Michael Widenius <monty@askmonty.org> writes:
Note that it would also be very nice to have in the binlog the exact original statement:
Kristian> Yes. There was actually a customer request for this.
Kristian> I think for this we would actually need a new binlog event type Kristian> (Comment_log_event?). Unless we want to log an empty statement Query_log_event Kristian> containing only a comment (a bit of a hack).
I don't think it would be hard to add a tag to the row-binlog-event to add the original statement in such a way that it would be backward compatible. Someone should dig into the protocol spec to see if that would be possible.
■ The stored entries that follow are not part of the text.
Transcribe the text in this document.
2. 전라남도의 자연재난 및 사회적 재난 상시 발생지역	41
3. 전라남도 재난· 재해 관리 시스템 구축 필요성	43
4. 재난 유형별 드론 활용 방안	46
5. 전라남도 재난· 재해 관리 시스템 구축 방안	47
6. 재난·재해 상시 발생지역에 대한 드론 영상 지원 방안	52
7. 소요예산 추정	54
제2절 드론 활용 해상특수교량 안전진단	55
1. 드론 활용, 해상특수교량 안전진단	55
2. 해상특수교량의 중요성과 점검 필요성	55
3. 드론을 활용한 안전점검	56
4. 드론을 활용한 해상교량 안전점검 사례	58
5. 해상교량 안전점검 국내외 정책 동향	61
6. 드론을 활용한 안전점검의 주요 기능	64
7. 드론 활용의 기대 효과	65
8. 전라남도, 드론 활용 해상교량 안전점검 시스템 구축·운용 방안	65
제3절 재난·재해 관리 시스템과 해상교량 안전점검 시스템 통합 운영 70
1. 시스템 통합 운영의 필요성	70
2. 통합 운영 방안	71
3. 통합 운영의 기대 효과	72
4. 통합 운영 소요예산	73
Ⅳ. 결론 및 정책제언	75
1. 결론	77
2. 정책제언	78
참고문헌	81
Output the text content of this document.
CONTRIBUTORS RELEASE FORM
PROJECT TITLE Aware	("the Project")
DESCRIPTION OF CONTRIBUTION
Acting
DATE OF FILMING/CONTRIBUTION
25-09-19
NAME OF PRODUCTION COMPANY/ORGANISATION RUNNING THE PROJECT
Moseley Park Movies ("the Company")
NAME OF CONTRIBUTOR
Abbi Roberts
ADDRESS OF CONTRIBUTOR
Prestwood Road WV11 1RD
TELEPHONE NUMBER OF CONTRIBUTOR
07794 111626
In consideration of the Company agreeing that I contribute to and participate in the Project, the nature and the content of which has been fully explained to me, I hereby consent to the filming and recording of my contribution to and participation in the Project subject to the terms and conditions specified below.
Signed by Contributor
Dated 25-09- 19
A Statement is logged in RBR as one or more Table_map_log_events, followed by one or more {Write,Update,Delete}_rows_log_event. So candidates would be the first (or last) map event, or the first row event. But the event format really is not very extensible (I checked the code), so not trivial to make backwards compatible. Anyway, it should be possible, new event or squeeze into existing, whatever works best.
Kristian> BINLOG Kristian> WITH TIMESTAMP xxx SERVER_ID 1 MASTER_POS 415 FLAGS 0x0 Kristian> TABLE db1.table1 AS 1 COLUMNS (INT NOT NULL, BLOB, VARCHAR(100)) FLAGS 0x0 Kristian> TABLE db2.table2 AS 2 COLUMNS (CHAR(10)) FLAGS 0x0 Kristian> WRITE_ROW INTO db1.table1(1,3) VALUES (42, 'foobar'), (10, NULL) FLAGS 0x2 Kristian> UPDATE_ROW INTO db2.table2 (1) (1) VALUES FROM ('beforeval') TO ('toval'), Kristian> FROM ('a') TO ('b') FLAGS 0x0 Kristian> DELETE_ROW INTO db2.table2 (1) VALUES ('row_to_delete') FLAGS 0x0;
Kristian> This is basically a dump of what is stored in the events, and would be an Kristian> alternative to BINLOG 'gwWEShMBAA...'.
The above would be a much better option than using the current syntax.
After some thinking, my biggest problem with the above is that we would have to keep the syntax up to date and extend it for every new addition Sun makes to the binary log. Over time that may become a big task in itself.
Yes, my main concern too. Though I don't think there will be much addition to the format, as this would in any case break forwards/backwards compatibility in replication. But still a valid concern.
The problem with AWK is that it doesn't work in the general case; For the general case to work, they would need to parse the statements into token and ensure that they only modify things like the database reference.
Yes, using awk (or whatever) is quite fragile (though still useful in many cases). For databases mysqlbinlog can do better, and for tables in RBR, as the names are directly available in the binlog format. For tables in SBR, or type of statement (ALTER/ANALYZE/etc.), mysqlbinlog can do slightly better since it knows where the statement begins, but it still has to rely on some kind of parsing. So conclusion: it is preferable to have 100% reliable database/table/statement filtering than having to rely on fragile awk-like post-processing. Thanks for the input! - Kristian.